Muktar considered for a moment. “I will sell them. All but the watch—I like that one . . . I’ll keep it for myself.”

I looked at Leke. He was a little round boy of twelve years and the original chickenshit. “Sell me one golden spoon,” he said.

We all burst out laughing. “You can’t afford it, chickenshit,” said Muktar, a condescending smile on his lips. “Your father can’t afford it—matter of fact, no one in this town can afford these things. That’s why I’ll go to the city to sell them.”

We all looked at Muktar. The flame of the candle cast dancing shadows on his face.

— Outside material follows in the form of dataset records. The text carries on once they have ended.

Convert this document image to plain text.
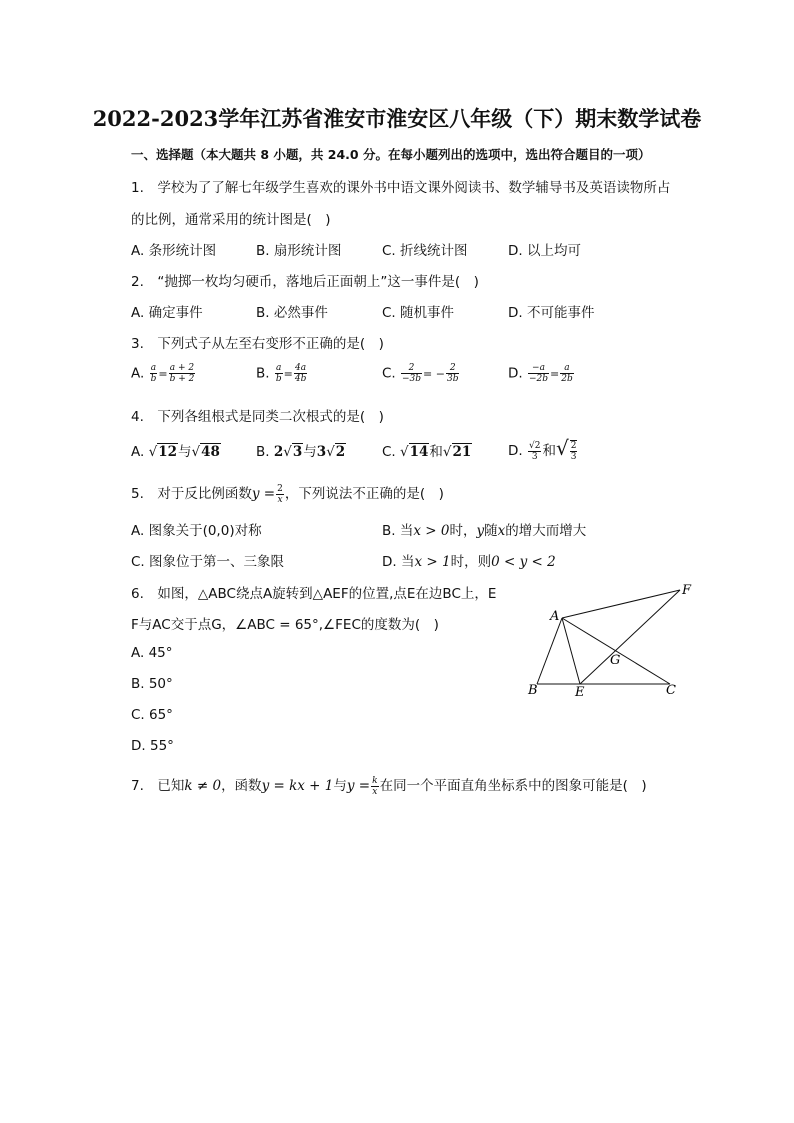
2022-2023学年江苏省淮安市淮安区八年级（下）期末数学试卷
一、选择题（本大题共 8 小题，共 24.0 分。在每小题列出的选项中，选出符合题目的一项）
1.　学校为了了解七年级学生喜欢的课外书中语文课外阅读书、数学辅导书及英语读物所占
的比例，通常采用的统计图是(　)
A. 条形统计图	B. 扇形统计图	C. 折线统计图	D. 以上均可
2.　“抛掷一枚均匀硬币，落地后正面朝上”这一事件是(　)
A. 确定事件	B. 必然事件	C. 随机事件	D. 不可能事件
3.　下列式子从左至右变形不正确的是(　)
A. $\frac{a}{b} = \frac{a + 2}{b + 2}$	B. $\frac{a}{b} = \frac{4a}{4b}$	C. $\frac{2}{-3b}$ = − $\frac{2}{3b}$	D. $\frac{-a}{-2b} = \frac{a}{2b}$
4.　下列各组根式是同类二次根式的是(　)
A. √12与√48	B. 2√3与3√2	C. √14和√21	D. $\frac{√2}{3}$ 和√ $\frac{2}{3}$
5.　对于反比例函数$y = \frac{2}{x}$ ，下列说法不正确的是(　)
A. 图象关于(0,0)对称	B. 当x > 0时，y随x的增大而增大
C. 图象位于第一、三象限	D. 当x > 1时，则0 < y < 2
6.　如图，△ABC绕点A旋转到△AEF的位置,点E在边BC上，E
F与AC交于点G，∠ABC = 65°,∠FEC的度数为(　)
A. 45°
B. 50°
C. 65°
D. 55°
A
B	C
E
F
G
7.　已知k ≠ 0，函数y = kx + 1与$y = \frac{k}{x}$ 在同一个平面直角坐标系中的图象可能是(　)
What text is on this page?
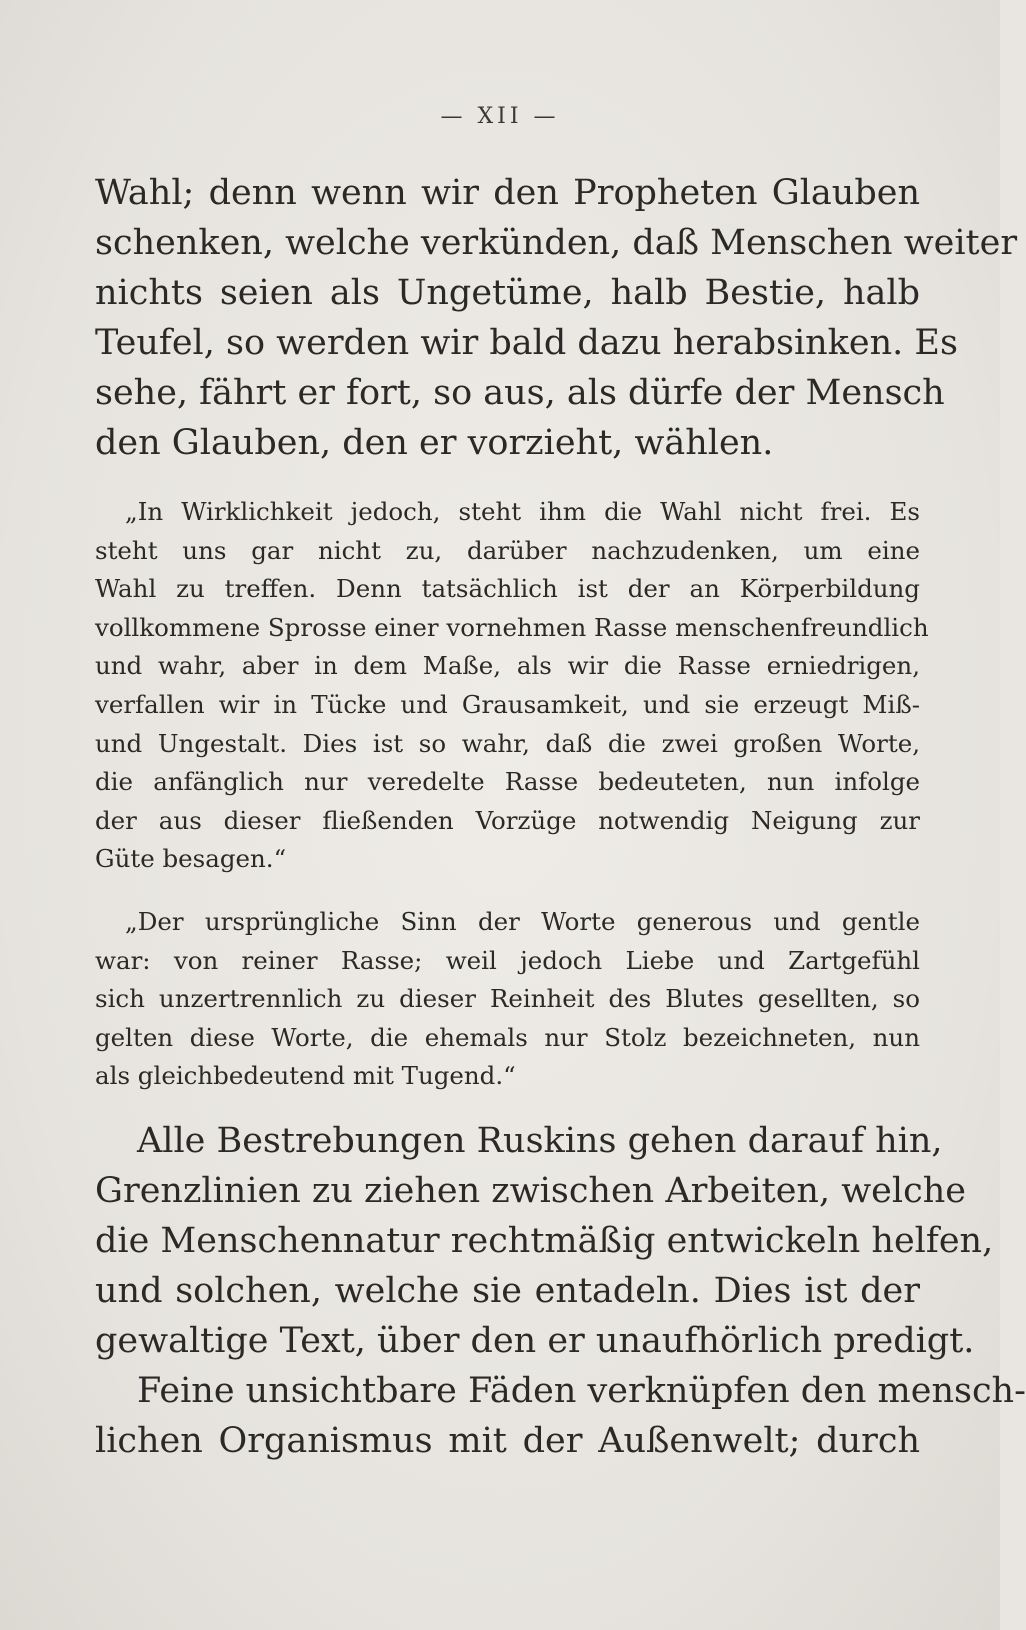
— XII —
Wahl; denn wenn wir den Propheten Glauben
schenken, welche verkünden, daß Menschen weiter
nichts seien als Ungetüme, halb Bestie, halb
Teufel, so werden wir bald dazu herabsinken. Es
sehe, fährt er fort, so aus, als dürfe der Mensch
den Glauben, den er vorzieht, wählen.
„In Wirklichkeit jedoch, steht ihm die Wahl nicht frei. Es
steht uns gar nicht zu, darüber nachzudenken, um eine
Wahl zu treffen. Denn tatsächlich ist der an Körperbildung
vollkommene Sprosse einer vornehmen Rasse menschenfreundlich
und wahr, aber in dem Maße, als wir die Rasse erniedrigen,
verfallen wir in Tücke und Grausamkeit, und sie erzeugt Miß-
und Ungestalt. Dies ist so wahr, daß die zwei großen Worte,
die anfänglich nur veredelte Rasse bedeuteten, nun infolge
der aus dieser fließenden Vorzüge notwendig Neigung zur
Güte besagen.“
„Der ursprüngliche Sinn der Worte generous und gentle
war: von reiner Rasse; weil jedoch Liebe und Zartgefühl
sich unzertrennlich zu dieser Reinheit des Blutes gesellten, so
gelten diese Worte, die ehemals nur Stolz bezeichneten, nun
als gleichbedeutend mit Tugend.“
Alle Bestrebungen Ruskins gehen darauf hin,
Grenzlinien zu ziehen zwischen Arbeiten, welche
die Menschennatur rechtmäßig entwickeln helfen,
und solchen, welche sie entadeln. Dies ist der
gewaltige Text, über den er unaufhörlich predigt.
Feine unsichtbare Fäden verknüpfen den mensch-
lichen Organismus mit der Außenwelt; durch
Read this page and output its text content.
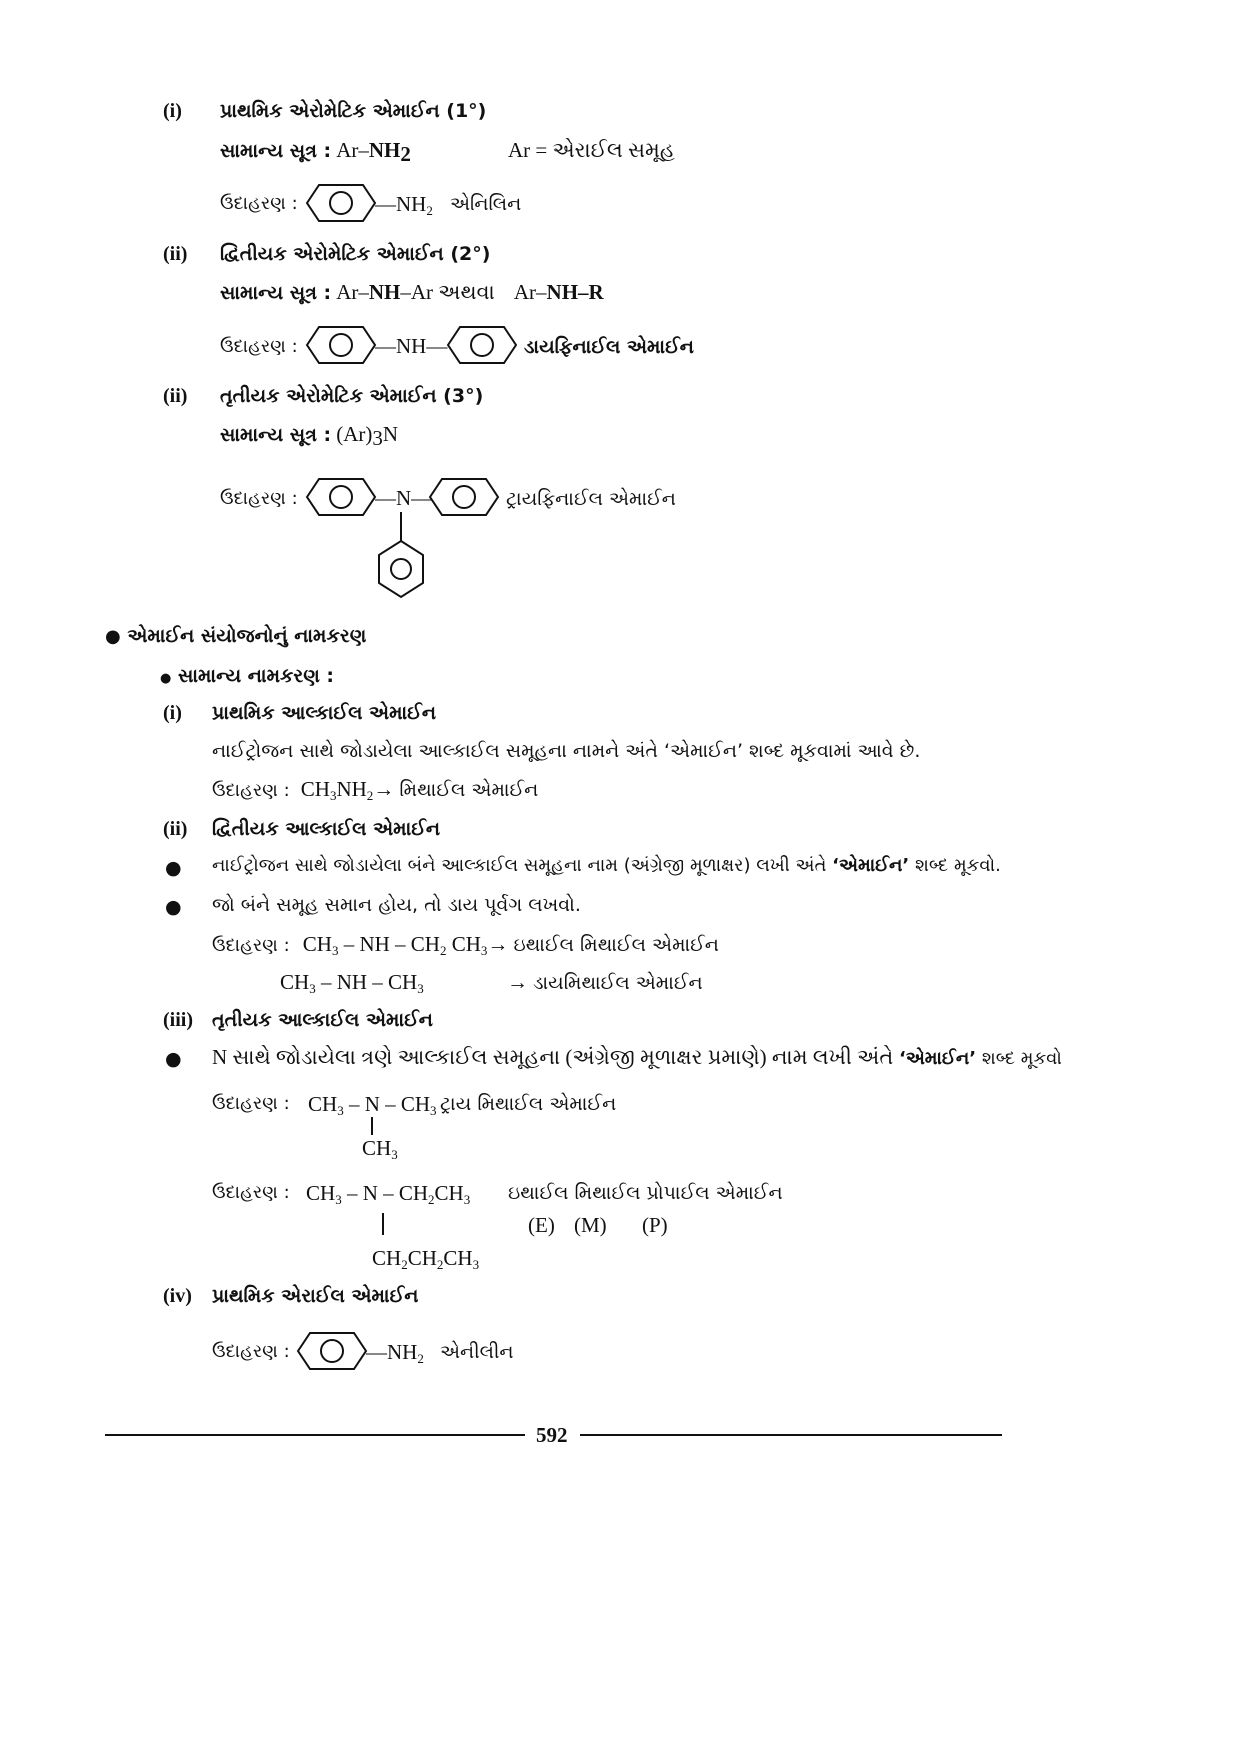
(i) પ્રાથમિક એરોમેટિક એમાઈન (1°)
સામાન્ય સૂત્ર : $Ar-NH_2$	Ar = એરાઈલ સમૂહ
ઉદાહરણ :	$—NH_2$ એનિલિન
(ii) દ્વિતીયક એરોમેટિક એમાઈન (2°)
સામાન્ય સૂત્ર : Ar–NH–Ar અથવા Ar–NH–R
ઉદાહરણ :	—NH—	ડાયફિનાઈલ એમાઈન
(ii) તૃતીયક એરોમેટિક એમાઈન (3°)
સામાન્ય સૂત્ર : $(Ar)_3N$
ઉદાહરણ :	—N—	ટ્રાયફિનાઈલ એમાઈન
● એમાઈન સંયોજનોનું નામકરણ
● સામાન્ય નામકરણ :
(i) પ્રાથમિક આલ્કાઈલ એમાઈન
નાઈટ્રોજન સાથે જોડાયેલા આલ્કાઈલ સમૂહના નામને અંતે ‘એમાઈન’ શબ્દ મૂકવામાં આવે છે.
ઉદાહરણ : $CH_3NH_2\to$ મિથાઈલ એમાઈન
(ii) દ્વિતીયક આલ્કાઈલ એમાઈન
● નાઈટ્રોજન સાથે જોડાયેલા બંને આલ્કાઈલ સમૂહના નામ (અંગ્રેજી મૂળાક્ષર) લખી અંતે ‘એમાઈન’ શબ્દ મૂકવો.
● જો બંને સમૂહ સમાન હોય, તો ડાય પૂર્વગ લખવો.
ઉદાહરણ : $CH_3$ – NH – $CH_2$ $CH_3\to$ ઇથાઈલ મિથાઈલ એમાઈન
$CH_3$ – NH – $CH_3$	→ ડાયમિથાઈલ એમાઈન
(iii) તૃતીયક આલ્કાઈલ એમાઈન
● N સાથે જોડાયેલા ત્રણે આલ્કાઈલ સમૂહના (અંગ્રેજી મૂળાક્ષર પ્રમાણે) નામ લખી અંતે ‘એમાઈન’ શબ્દ મૂકવો
ઉદાહરણ : $CH_3$ – N – $CH_3$ ટ્રાય મિથાઈલ એમાઈન
$CH_3$
ઉદાહરણ : $CH_3$ – N – $CH_2CH_3$ ઇથાઈલ મિથાઈલ પ્રોપાઈલ એમાઈન
(E) (M) (P)
$CH_2CH_2CH_3$
(iv) પ્રાથમિક એરાઈલ એમાઈન
ઉદાહરણ :	$—NH_2$ એનીલીન
592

“Are you mad?” Soji finally said. “You know we’re not allowed to leave this place.”

Muktar looked at Soji, his lips curled into a sneer. “That’s what I thought,” he said softly. “You’re chickenshit—”

We laughed.

“Don’t call me chickenshit—” Soji began.

“I’m not asking you to come with me,” Muktar cut across, “but when you see me counting my money, don’t ask me for some.”

The stench of putrefying fish woke me early the next morning. Putrefying fish and raised voices. I sat up in bed, blinking stupidly as I attempted to gain bearing of my surroundings. It was still dark outside, but God, that smell . . .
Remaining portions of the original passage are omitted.